Good mother lizard threw me too, but primarily because of the Maiasaura, a dinosaur discovered in the seventies whose name means "good mother lizard".

If your character is claiming to discover a dinosaur already on record as discovered, that's a problem. Unless you make it an alternate-reality or set the story in the actual archeologist's dig or something.

http://hoopermuseum.earthsci.carleton.ca/maiasaur/mother_page_1.htm

Scattercat said...

Thank you! I could not for the life of me remember the name Maiasaurus, though I recognized the phrase. My elementary school identity of hardcore dinosaur-lover is a sham! I'll turn in my badge immediately.

Perhaps the story is meant to be set in the seventies, when the "Good Mother Lizard" was first discovered?

BuffySquirrel said...

The predatory professor is interesting, but there seems to be a lot of stuff happening without much direction to the plot.

I'm also blanking about what's "unique to her as a woman". I'm hoping this isn't a brilliant mind or something, cos, yanno....

Miriam S.Forster said...

I totally agree that "good mother lizard" in this context is very confusing, especially to people who have not recently read "Jurassic Park." :-)

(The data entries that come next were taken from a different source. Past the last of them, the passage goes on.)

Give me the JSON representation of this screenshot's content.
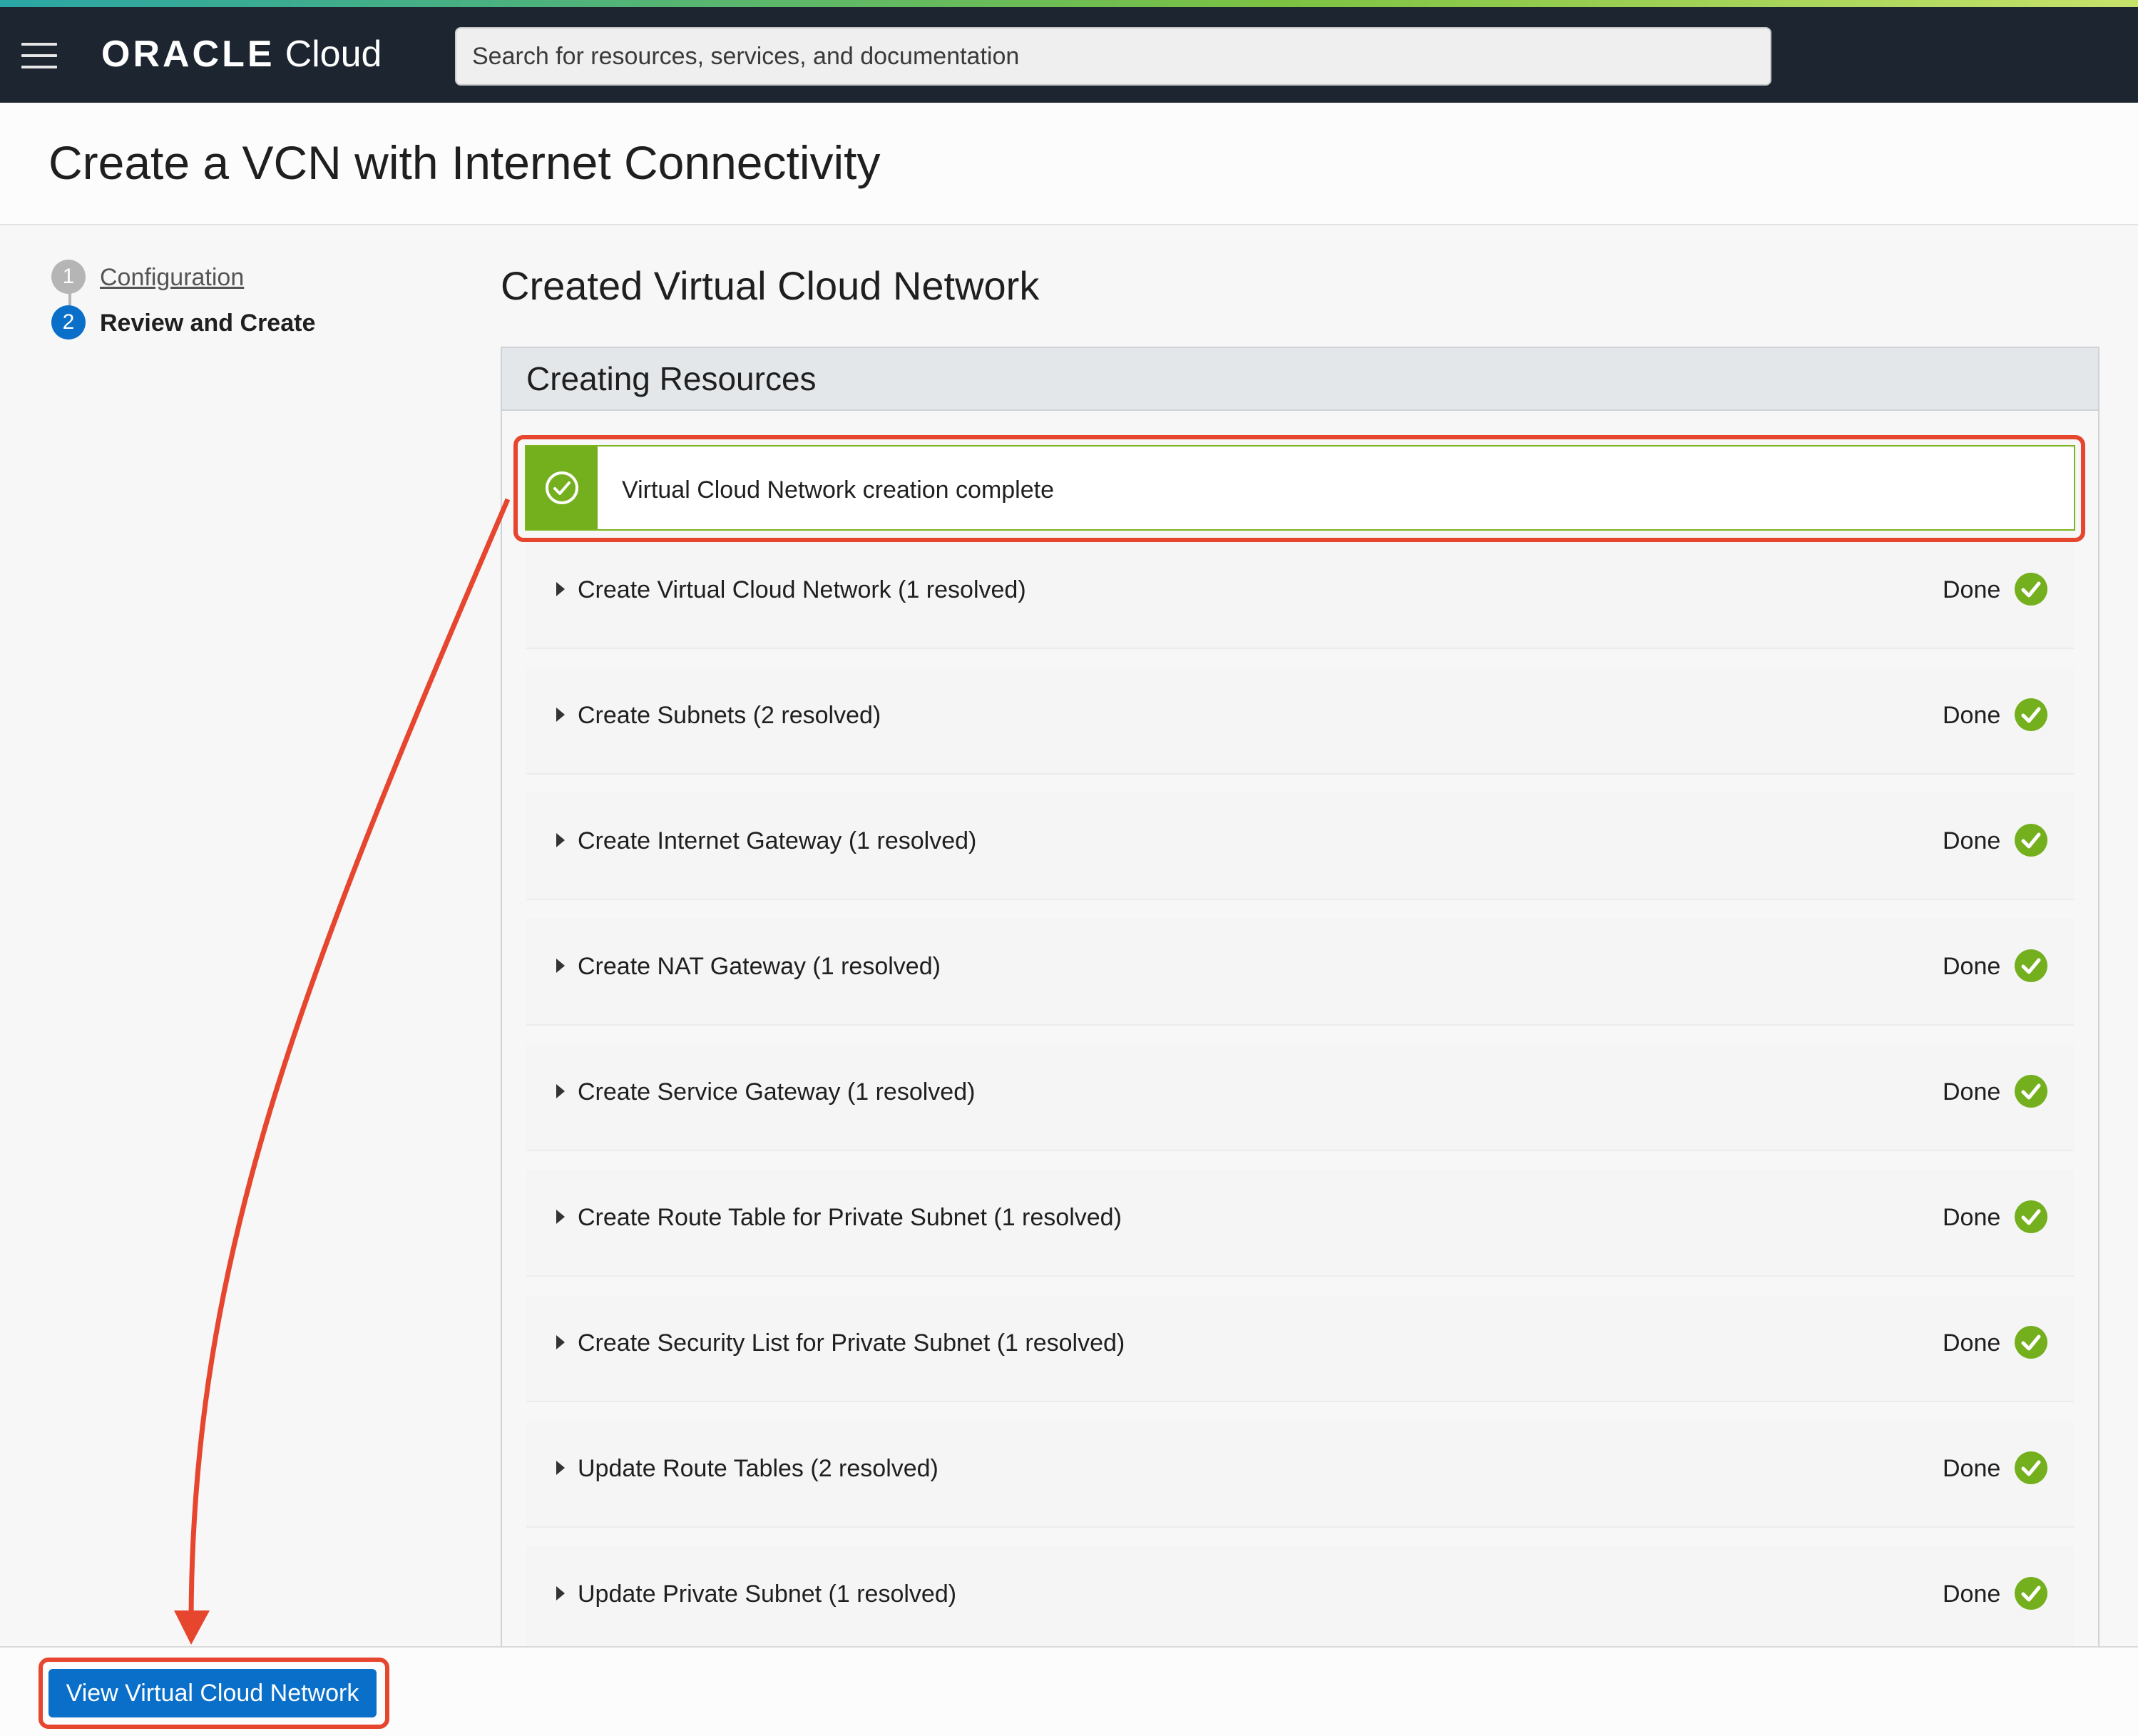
{
  "header": {
    "brand_oracle": "ORACLE",
    "brand_cloud": "Cloud",
    "search_placeholder": "Search for resources, services, and documentation"
  },
  "page": {
    "title": "Create a VCN with Internet Connectivity"
  },
  "steps": [
    {
      "number": "1",
      "label": "Configuration",
      "state": "completed"
    },
    {
      "number": "2",
      "label": "Review and Create",
      "state": "current"
    }
  ],
  "main": {
    "section_title": "Created Virtual Cloud Network",
    "panel_title": "Creating Resources",
    "banner": "Virtual Cloud Network creation complete",
    "resources": [
      {
        "label": "Create Virtual Cloud Network (1 resolved)",
        "status": "Done"
      },
      {
        "label": "Create Subnets (2 resolved)",
        "status": "Done"
      },
      {
        "label": "Create Internet Gateway (1 resolved)",
        "status": "Done"
      },
      {
        "label": "Create NAT Gateway (1 resolved)",
        "status": "Done"
      },
      {
        "label": "Create Service Gateway (1 resolved)",
        "status": "Done"
      },
      {
        "label": "Create Route Table for Private Subnet (1 resolved)",
        "status": "Done"
      },
      {
        "label": "Create Security List for Private Subnet (1 resolved)",
        "status": "Done"
      },
      {
        "label": "Update Route Tables (2 resolved)",
        "status": "Done"
      },
      {
        "label": "Update Private Subnet (1 resolved)",
        "status": "Done"
      }
    ]
  },
  "footer": {
    "primary_button": "View Virtual Cloud Network"
  },
  "colors": {
    "topbar": "#1c2530",
    "primary": "#0a6fc9",
    "success": "#74af1e",
    "annotation": "#e6452e"
  },
  "icons": {
    "menu": "hamburger-icon",
    "banner": "check-circle-icon",
    "status": "check-circle-icon",
    "expand": "caret-right-icon"
  }
}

And don't feel bad, Scattercat. I didn't remember the specific name either. I had to google it.

talpianna said...

I believe that alligators also care for their young after they are hatched.

Shreela said...

@Author

I hope you continue to work on this, because it sounds like it could be interesting, if the paleo stuff is dumbed down to non-paleo types (like me). I hope the social awkwardness makes intriguing social interactions like NCIS, Bones, House, and Monk -- my favorite awkward social shows.

dmciii said...

Ok am I confused or did I miss something. Theres alot here but I can't tell is good mother lizard a coming of age book for Phoebe gray. Or is it a romance, chick lit., mystery, thriller Im somehow missing if its the character's life that drives the plot or a mystery. I cant get a feel for it.

Also is it plot important that the love of her life is a jewish japanese lawyer special olympics coach. I mean there is book in this guy alone. but does all that really matter as concerns phoebe grey (could he just be a caucasian sewer repairman but a really nice guy who loves her)

BuffySquirrel said...

Crocodiles do. They go back to the nest once the babies are hatched, and "swallow" them into a special pouch in their mouths. It looks like they're eating them!

Beth said...

This book seems to have a lot of elements, but I can't tell what it's about. The focus in this letter is scattered.

alice said...

This is a small point, but one that bugs me. Why do so many heroines have unruly red hair, mad red hair or a mane of red hair? Why is it almost always men who write about these heroines, with a faintly sleazy undertone? It's become as much of a cliche as "burning passion".